Let's be honest about the fact that there are racist people in this world which can be found in every race and every nationality or ethnic group. Sometimes people's emotions towards a certain race can cause them to have an error in judgment and can create a bias atmosphere. In America, minorities are obviously called minorities because they make up a minor part of the population. Blacks (African Americans), who are the largest minority group, only account for about 13% of the population. So the odds of a jury being mostly white or all-white is much more likely than a jury being comprised of other races. Because of this, the odds of an innocent person being found guilty based on the color of their skin is much more likely than if the population had an even share of every color.
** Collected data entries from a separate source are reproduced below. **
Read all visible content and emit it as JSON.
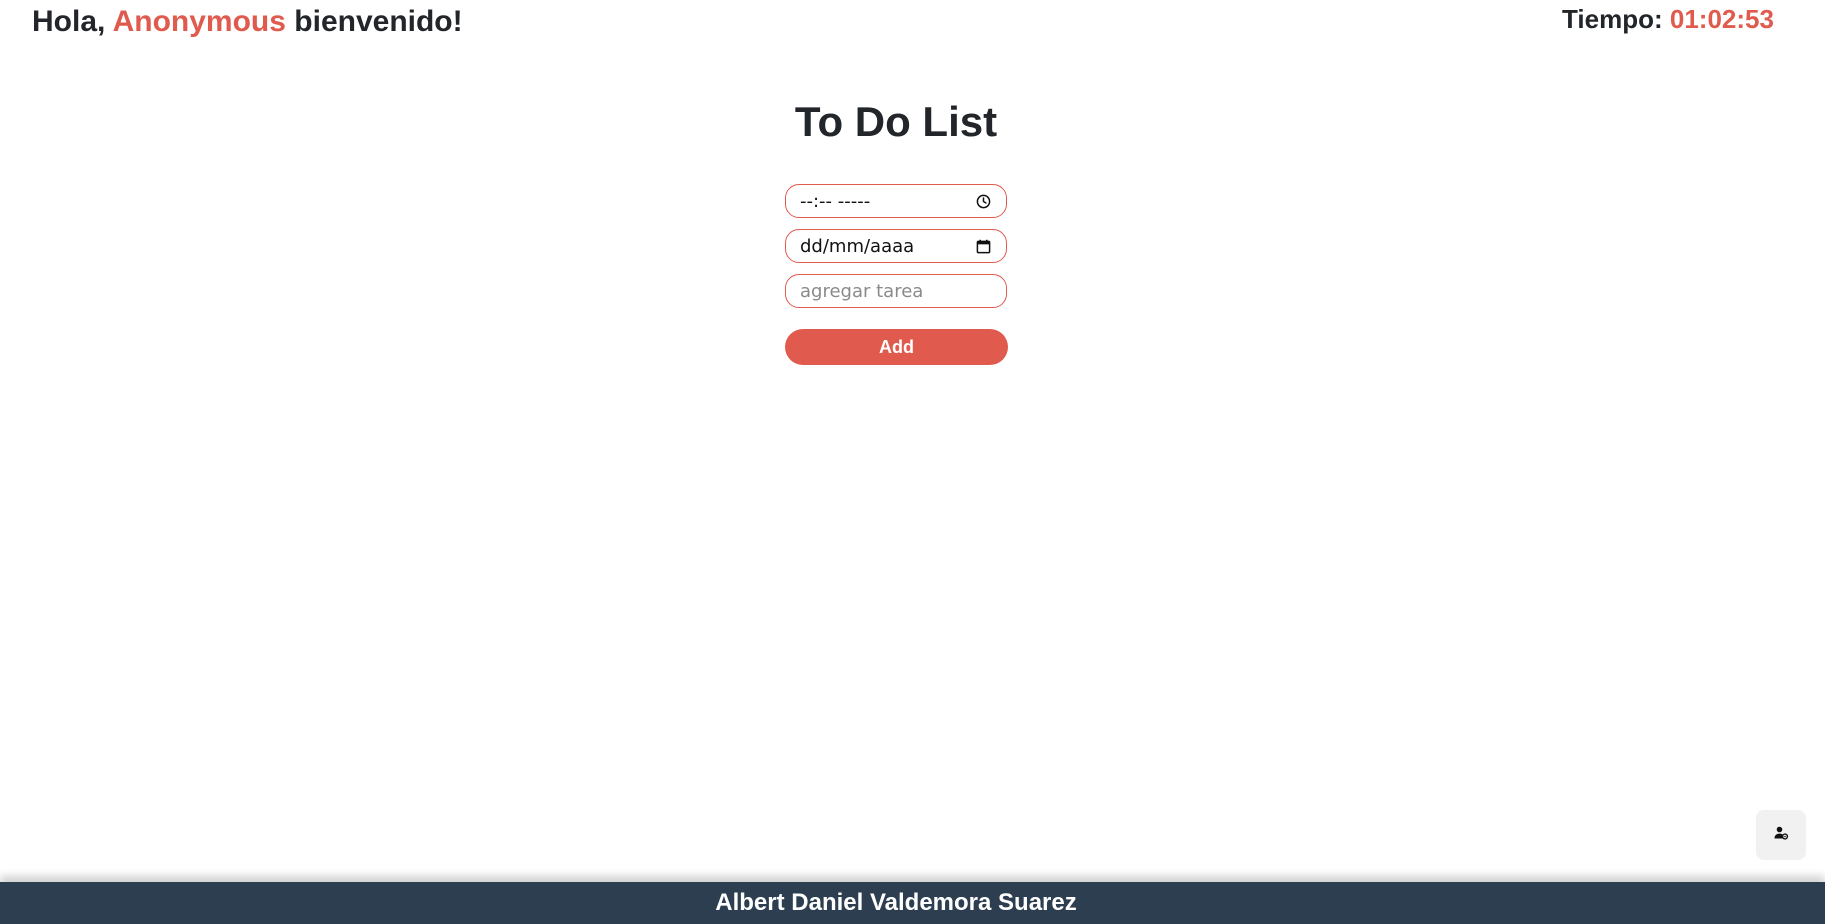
{
  "header": {
    "greeting_prefix": "Hola,",
    "user_name": "Anonymous",
    "greeting_suffix": "bienvenido!",
    "timer_label": "Tiempo:",
    "timer_value": "01:02:53"
  },
  "main": {
    "title": "To Do List",
    "time_input": {
      "value": "--:-- -----",
      "icon": "clock-icon"
    },
    "date_input": {
      "value": "dd/mm/aaaa",
      "icon": "calendar-icon"
    },
    "task_input": {
      "placeholder": "agregar tarea"
    },
    "add_button_label": "Add"
  },
  "floating_button": {
    "icon": "user-settings-icon"
  },
  "footer": {
    "author": "Albert Daniel Valdemora Suarez"
  },
  "colors": {
    "accent": "#e05a4e",
    "text": "#22262b",
    "footer_bg": "#2c3e50",
    "button_text": "#ffffff"
  }
}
There's a difference between "pulling the race card" and acknowledging that discrimination can occur and does occur. It's impossible for the court systems to screen people to determine if they are racist or not, and not everybody out there who is summoned for jury duty is happy to be there. So many people will be wanting to end the case as quickly as possible, and may let their views on another race cloud their better judgment. This can lead to serious mistakes and it's just another reason why capital punishment should not be allowed.